One automotive fact people have a hard time grasping is that some cars cannot be fixed. I know this to be true after dealing with thousands of consumers who have bought defective cars. Still, some people find it hard to believe, since they have never encountered a truly unfixable car.
I have helped thousands of consumers get their lemon automobiles bought back by manufacturers. Those “lemons” were defective after four or more failed repair attempts – although some had fewer repair attempts but spent more than 30 days in the shop in their first year of ownership. If the cars had been repaired, the manufacturers would not have had to buy them back.
What kinds of things have I seen? Cars that have stumped mechanics at several dealers AND technicians sent from the manufacturer. I’ve had factory reps tell me that the cars can’t be fixed, and they work for the other side. I’ve seen cars where technicians told the owner, “We can’t fix it.” I’ve seen dealers throw their hands up on a brand new car – before the buyer had it a week – and tell the owner, “Call an attorney and get it bought back.”
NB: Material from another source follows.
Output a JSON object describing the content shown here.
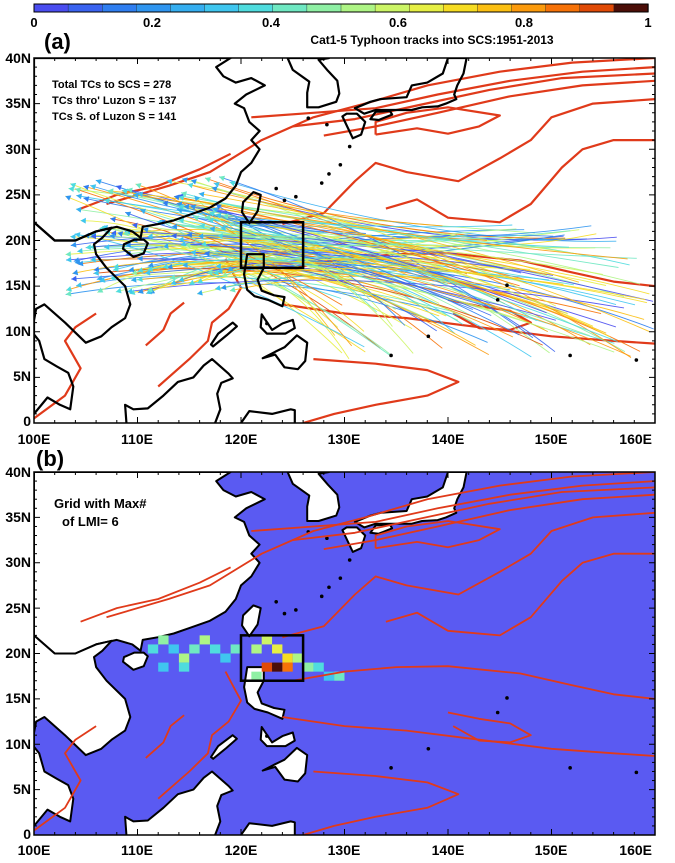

The notion that a car cannot be repaired seems impossible to some. If the car was designed and assembled by humans, shouldn’t humans be able to figure out what ails it? The biggest factor driving this is that cars have become so complex. Gone are the days where the only wires under the hood went to the distributor or the battery. Now, most cars contain more computing power than 1960s NASA had at its disposal. And all it takes is one or two of the control modules under the hood to go wonky before the resultant problems start confusing the technicians.
Couldn’t mechanics just start replacing stuff under the hood and eventually solve the underlying problem? In theory, that would fix some of the problems out there. But the law only gives them 3 or 4 chances before the lemon law kicks in. Some companies will try this – and fail. Witness the recent problems with Ford’s dual clutch transmission. On the first repair the transmission is reflashed. On the second, some internal parts are replaced. On the third, the whole thing may be rebuilt. On the fourth they often tell the consumer nothing more can be done if the transmission is still acting up. And it often is.
One other obstacle to repairing the terminally defective cars is that the cost of doing so might be prohibitive even if it were possible. I had a client whose car suffered from engine failure seven times. Each time the manufacturer replaced the engine without figuring out what was causing the failures. The car itself was not that expensive to begin with so I suspect the cumulative cost of the seven replacement engines and the cost of swapping them was probably approaching the value of the car. At what point does it become cheaper to simply replace the car completely rather than try to rebuild it piecemeal?
I have also represented the same vehicle twice. For two different owners. Owner one bought it new and it suffered from an unfixable malady. The manufacturer bought it back and sold it at auction. The second owner bought it from the dealer who bought it at auction and it immediately suffered from the same problem. After a few more failed repair attempts that owner ed the first owner out of frustration – who told them to call me. The vehicle was then repurchased a second time. And this was after eight or nine total repair attempts for the same problem.
I assure you: That particular vehicle cost its manufacturer way too much to have earned it any money. If anyone could have fixed it, they would have. It was merely one of the unfixable vehicles that exist.